Nous nous sommes assises à table. Je lui ai servi une salade de pois chiches avec un peu de poulet. Elle a parlé. Je l'ai écouté. Très vite, j'ai compris qu'elle était tombée très bas. Mais qu'elle allait s'en sortir. Pour la première fois depuis des années, je crois, elle m'a parlé avec lucidité de son travail, de la relation qu'elle a avec les élèves, de ce manque de recul et de cette trop grande implication qui, au fil des mois, ont mangé toute son énergie. Elle m'a parlé aussi de sa culpabilité, de sa difficulté à accepter de se faire prendre en charge, de sa peur du regard des autres - des non-profs qui ignorent tout de ce qui se passe vraiment dans les ZEP et qui se donnent le droit de la juger de haut. J'avais l'impression qu'enfin elle avait ouvert les yeux sur sa vie et qu'elle avait cessé de se mentir. Je lui ai dit qu'elle avait du courage - du courage d'avoir accepté d'appeler à l'aide. Qu'elle avait choisi la meilleure solution pour tout le monde - pour les élèves qui ont besoin d'un professeur au mieux de sa forme, pour elle qui a besoin de se retrouver pour redevenir un bon enseignant. J'ai ajouté que moi-même je n'aurais pas non plus tenu dans un collège de ZEP aussi difficile que le sien, que si son remplaçant avait démissionné au bout de deux heures de cours avec ses 6°, c'est bien la preuve qu'il y a quelque chose qui ne va pas. Et qu'il lui fallait profiter de ce temps qui lui était offert pour réfléchir à ce qu'elle veut faire plus tard - retourner devant un tableau noir et une salle de classe, peut-être dans un établissement plus tranquille... ou bien faire tout autre chose, pourquoi pas ? Elle a voulu me parler aussi de l'Education Nationale, des menaces sur l'avenir, de la situation qui se dégrade d'années en années, du funeste rapport Thélot... Je lui ai dit : Stop ! Tu t'en fous des salades de l'Education Nationale. Laisse les se démerder et couler l'Ecole s'ils veulent. Pour l'instant, c'est toi qui compte. Et toi seule. Elle m'a dit que j'avais raison.

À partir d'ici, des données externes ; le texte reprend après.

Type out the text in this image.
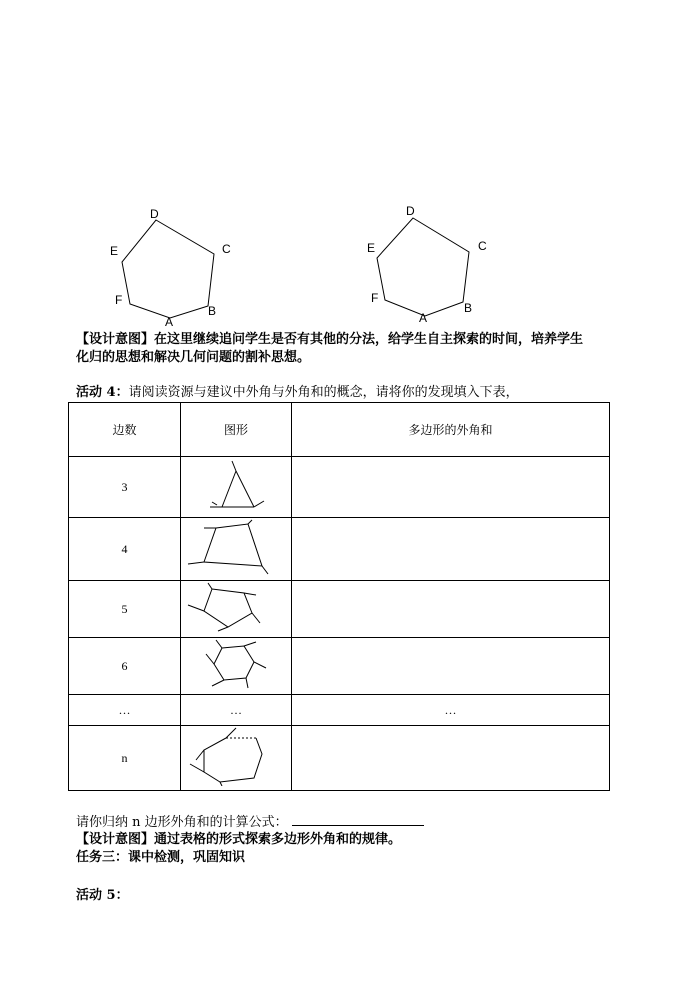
D
C
E
F
A
B
D
C
E
F
A
B
【设计意图】在这里继续追问学生是否有其他的分法，给学生自主探索的时间，培养学生
化归的思想和解决几何问题的割补思想。
活动 4：请阅读资源与建议中外角与外角和的概念，请将你的发现填入下表，
边数	图形	多边形的外角和
3		
4		
5		
6		
…	…	…
n		
请你归纳 n 边形外角和的计算公式：
【设计意图】通过表格的形式探索多边形外角和的规律。
任务三：课中检测，巩固知识
活动 5：
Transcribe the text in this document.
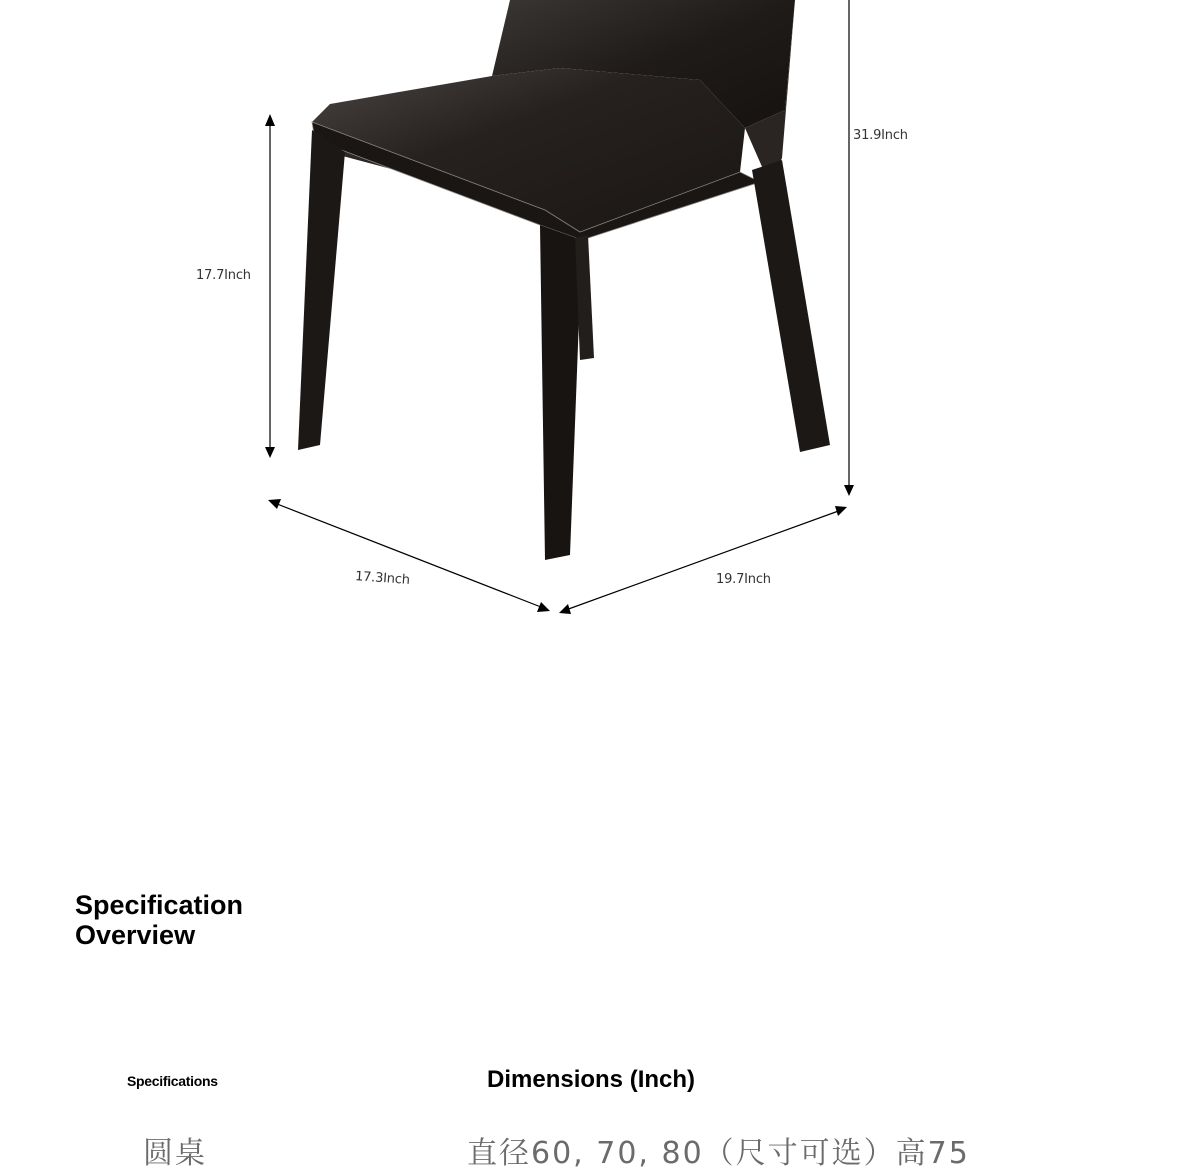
17.7Inch
31.9Inch
17.3Inch	19.7Inch
Specification Overview
Specifications	Dimensions (Inch)
圆桌	直径60, 70, 80（尺寸可选）高75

Finalement, je crois que je suis contente pour H. Je suis sûre que maintenant elle va pouvoir se sortir de sa déprime et retrouver son équilibre - redevenir celle qu'elle était avant... ou plutôt devenir encore plus forte qu'elle ne l'était auparavant, durcie par cette épreuve qu'elle va apprendre à surmonter. Mais en même temps, il y a ce trouble en moi, que je n'arrive pas à chasser. Il y a ce Et si ? Et si j'étais restée à mon poste de prof, est-ce que ça me serait arrivée à moi aussi ? Et si je n'avais pas ouvert les yeux avant, est-ce que j'aurais fait une chute aussi vertigineuse ? Et si je ne m'étais pas écoutée presque égoïstement, mes élèves auraient-ils eu à subir mes absences répétées pour congé maladie ? Je ne sais pas. Personne ne peut savoir. Peut-être que le métier de prof détruit ceux qui s'y consacrent tout entiers et que seuls ceux qui ont construit une vie à côté du collège peuvent avoir du plaisir à y retourner chaque année. Peut-être aussi que chacun est fait pour un métier qui lui correspond vraiment et que le plus dur n'est pas de se consacrer pleinement à son travail, mais bien de trouver ce qui mérite pour soi qu'on y passe une si longue partie de sa vie.